D’Espinosa le considéra, longuement sans mot dire, puis, avec un long soupir:
– Quel dommage, fit-il, qu’un homme tel que vous ne soit pas à nous! Que ne serions-nous en droit d’entreprendre, avec succès, si vous étiez à nous?
Et voyant que Pardaillan se hérissait:
– Rassurez-vous, reprit-il, je ne prétends pas essayer de vous soudoyer. Ce serait vous faire injure. Je sais que les hommes de votre trempe se dévouent à une cause qui leur paraît belle et juste… mais ne se vendent pas.
Et il demeura un moment songeur sous l’œil narquois de Pardaillan, qui l’observait sans en avoir l’air et respectait sa méditation. Enfin il redressa la tête, et regardant son adversaire en face, sans trouble apparent, sans provocation, avec une aisance admirable:
– Et maintenant que je suis votre prisonnier – car je suis votre prisonnier, insista-t-il – que comptez-vous faire?
– Mais, fit Pardaillan avec son air le plus naïf et comme s’il disait la chose la plus naturelle du monde, je compte vous prier d’ouvrir cette fameuse porte secrète, et que vous êtes seul au monde à connaître, et qui nous permettra de sortir de ce lieu, qui n’a rien de bien plaisant.
– Et si je refuse? demanda d’Espinosa sans sourciller.
– Nous mourrons ensemble ici, dit Pardaillan avec une froide résolution.

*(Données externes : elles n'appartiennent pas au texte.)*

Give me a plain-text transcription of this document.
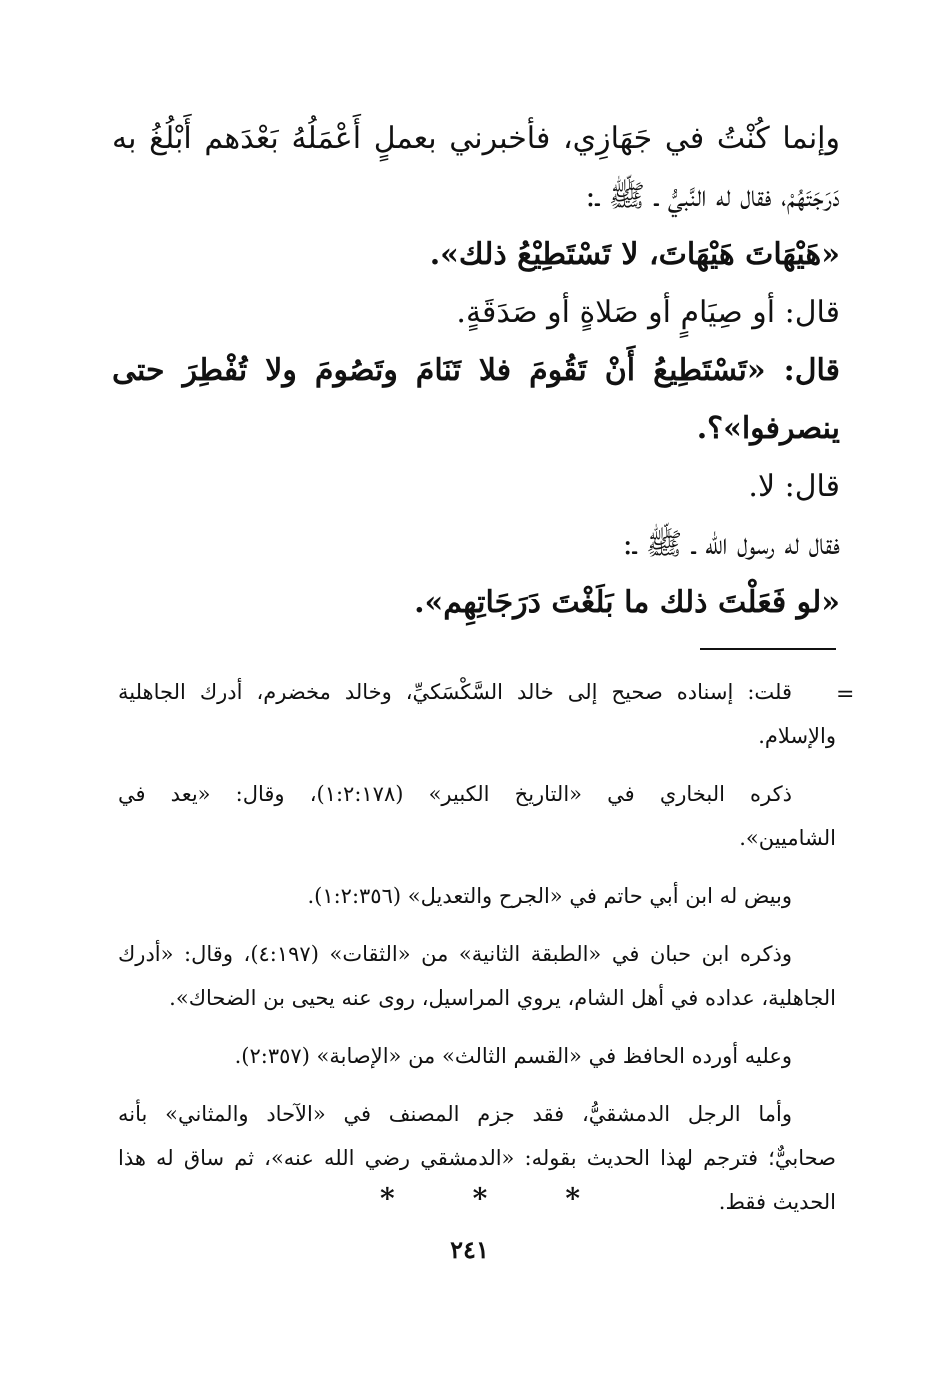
وإنما كُنْتُ في جَهَازِي، فأخبرني بعملٍ أَعْمَلُهُ بَعْدَهم أَبْلُغُ به
دَرَجَتَهُمْ، فقال له النَّبيُّ ـ ﷺ ـ:
«هَيْهَاتَ هَيْهَاتَ، لا تَسْتَطِيْعُ ذلك».
قال: أو صِيَامٍ أو صَلاةٍ أو صَدَقَةٍ.
قال: «تَسْتَطِيعُ أَنْ تَقُومَ فلا تَنَامَ وتَصُومَ ولا تُفْطِرَ حتى
ينصرفوا»؟.
قال: لا.
فقال له رسول الله ـ ﷺ ـ:
«لو فَعَلْتَ ذلك ما بَلَغْتَ دَرَجَاتِهِم».
=
قلت: إسناده صحيح إلى خالد السَّكْسَكيِّ، وخالد مخضرم، أدرك الجاهلية
والإسلام.
ذكره البخاري في «التاريخ الكبير» (١:٢:١٧٨)، وقال: «يعد في
الشاميين».
وبيض له ابن أبي حاتم في «الجرح والتعديل» (١:٢:٣٥٦).
وذكره ابن حبان في «الطبقة الثانية» من «الثقات» (٤:١٩٧)، وقال: «أدرك
الجاهلية، عداده في أهل الشام، يروي المراسيل، روى عنه يحيى بن الضحاك».
وعليه أورده الحافظ في «القسم الثالث» من «الإصابة» (٢:٣٥٧).
وأما الرجل الدمشقيُّ، فقد جزم المصنف في «الآحاد والمثاني» بأنه
صحابيٌّ؛ فترجم لهذا الحديث بقوله: «الدمشقي رضي الله عنه»، ثم ساق له هذا
الحديث فقط.
*	*	*
٢٤١
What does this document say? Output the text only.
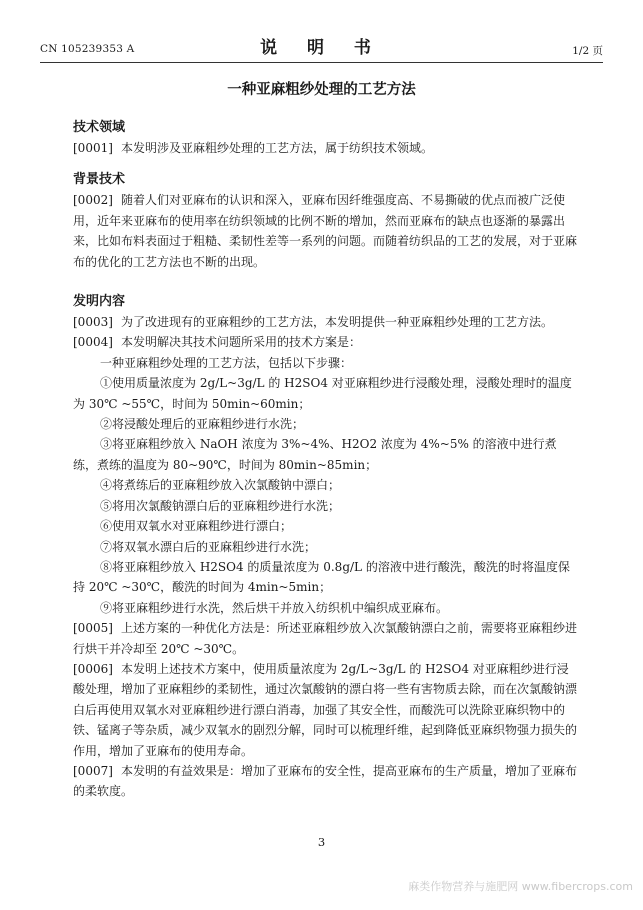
CN 105239353 A	说 明 书	1/2 页
一种亚麻粗纱处理的工艺方法
技术领域

[0001] 本发明涉及亚麻粗纱处理的工艺方法，属于纺织技术领域。

背景技术

[0002] 随着人们对亚麻布的认识和深入，亚麻布因纤维强度高、不易撕破的优点而被广泛使用，近年来亚麻布的使用率在纺织领域的比例不断的增加，然而亚麻布的缺点也逐渐的暴露出来，比如布料表面过于粗糙、柔韧性差等一系列的问题。而随着纺织品的工艺的发展，对于亚麻布的优化的工艺方法也不断的出现。

发明内容

[0003] 为了改进现有的亚麻粗纱的工艺方法，本发明提供一种亚麻粗纱处理的工艺方法。

[0004] 本发明解决其技术问题所采用的技术方案是：

一种亚麻粗纱处理的工艺方法，包括以下步骤：

①使用质量浓度为 2g/L~3g/L 的 H2SO4 对亚麻粗纱进行浸酸处理，浸酸处理时的温度为 30℃ ~55℃，时间为 50min~60min；

②将浸酸处理后的亚麻粗纱进行水洗；

③将亚麻粗纱放入 NaOH 浓度为 3%~4%、H2O2 浓度为 4%~5% 的溶液中进行煮练，煮练的温度为 80~90℃，时间为 80min~85min；

④将煮练后的亚麻粗纱放入次氯酸钠中漂白；

⑤将用次氯酸钠漂白后的亚麻粗纱进行水洗；

⑥使用双氧水对亚麻粗纱进行漂白；

⑦将双氧水漂白后的亚麻粗纱进行水洗；

⑧将亚麻粗纱放入 H2SO4 的质量浓度为 0.8g/L 的溶液中进行酸洗，酸洗的时将温度保持 20℃ ~30℃，酸洗的时间为 4min~5min；

⑨将亚麻粗纱进行水洗，然后烘干并放入纺织机中编织成亚麻布。

[0005] 上述方案的一种优化方法是：所述亚麻粗纱放入次氯酸钠漂白之前，需要将亚麻粗纱进行烘干并冷却至 20℃ ~30℃。

[0006] 本发明上述技术方案中，使用质量浓度为 2g/L~3g/L 的 H2SO4 对亚麻粗纱进行浸酸处理，增加了亚麻粗纱的柔韧性，通过次氯酸钠的漂白将一些有害物质去除，而在次氯酸钠漂白后再使用双氧水对亚麻粗纱进行漂白消毒，加强了其安全性，而酸洗可以洗除亚麻织物中的铁、锰离子等杂质，减少双氧水的剧烈分解，同时可以梳理纤维，起到降低亚麻织物强力损失的作用，增加了亚麻布的使用寿命。

[0007] 本发明的有益效果是：增加了亚麻布的安全性，提高亚麻布的生产质量，增加了亚麻布的柔软度。

3
麻类作物营养与施肥网 www.fibercrops.com
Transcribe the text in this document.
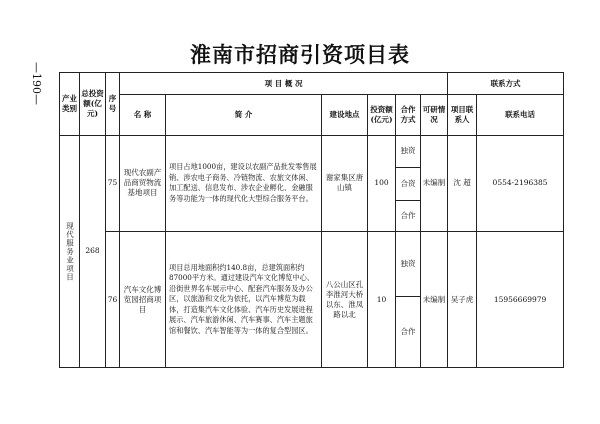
—190—
淮南市招商引资项目表
产业类别	总投资额(亿元)	序号	项 目 概 况						联系方式	
			名 称	简 介	建设地点	投资额(亿元)	合作方式	可研情况	项目联系人	联系电话

现代服务业项目	268	75	现代农副产品商贸物流基地项目	项目占地1000亩，建设以农副产品批发零售展销、涉农电子商务、冷链物流、农旅文体闲、加工配送、信息发布、涉农企业孵化、金融服务等功能为一体的现代化大型综合服务平台。	谢家集区唐山镇	100	独资	未编制	沈 超	0554-2196385
							合资			
							合作			
		76	汽车文化博览园招商项目	项目总用地面积约140.8亩，总建筑面积约87000平方米。通过建设汽车文化博览中心、沿街世界名车展示中心、配套汽车服务及办公区，以旅游和文化为依托，以汽车博览为载体，打造集汽车文化体验、汽车历史发展进程展示、汽车旅游休闲、汽车赛事、汽车主题旅馆和餐饮、汽车智能等为一体的复合型园区。	八公山区孔李淮河大桥以东、淮凤路以北	10	独资	未编制	吴子虎	15956669979
							合作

– Soit, dit d’Espinosa avec non moins de résolution, mourons ensemble. Au bout du compte, le supplice sera égal pour tous les deux, et si la vie mérite un regret, vous aurez ce regret au même degré que moi.
– Vous vous trompez, dit froidement Pardaillan. Le supplice ne sera pas égal. Je suis plus vigoureux que vous et j’ai ici des provisions qui dureront quelques jours, en les rationnant convenablement. Il est clair que vous succomberez par la faim et la soif. J’ai tâté de ce genre de supplice, je puis vous assurer qu’il est assez affreux. Quand vous ne serez plus qu’un cadavre, moi, avec le fer que voici, je pourrai abréger mon agonie.
Si fort, si maître de lui qu’il fût, d’Espinosa ne put réprimer un frisson. Le ton sur lequel Pardaillan disait ces mots prouvait qu’il avait longuement médité son acte et que nulle puissance humaine ne l’empêcherait d’exécuter les choses comme il les avait arrangées.
– Nous n’aurons pas les mêmes regrets en face de la mort, continua Pardaillan de sa voix implacablement calme. Le seul regret que j’éprouverai sera de ne pouvoir, avant de m’en aller, dire deux mots à Mme Fausta. C’est une satisfaction que j’aurais voulu me donner, je l’avoue. Mais bah! on ne fait pas toujours comme on veut. Je partirai donc sans regret, avec la satisfaction de me dire que j’ai accompli, avant, jusqu’au bout, la mission que je m’étais donnée: arracher au roi Philippe ce document qui lui livrait la France, mon pays. Vous, monsieur, êtes-vous sûr qu’il en soit de même pour vous?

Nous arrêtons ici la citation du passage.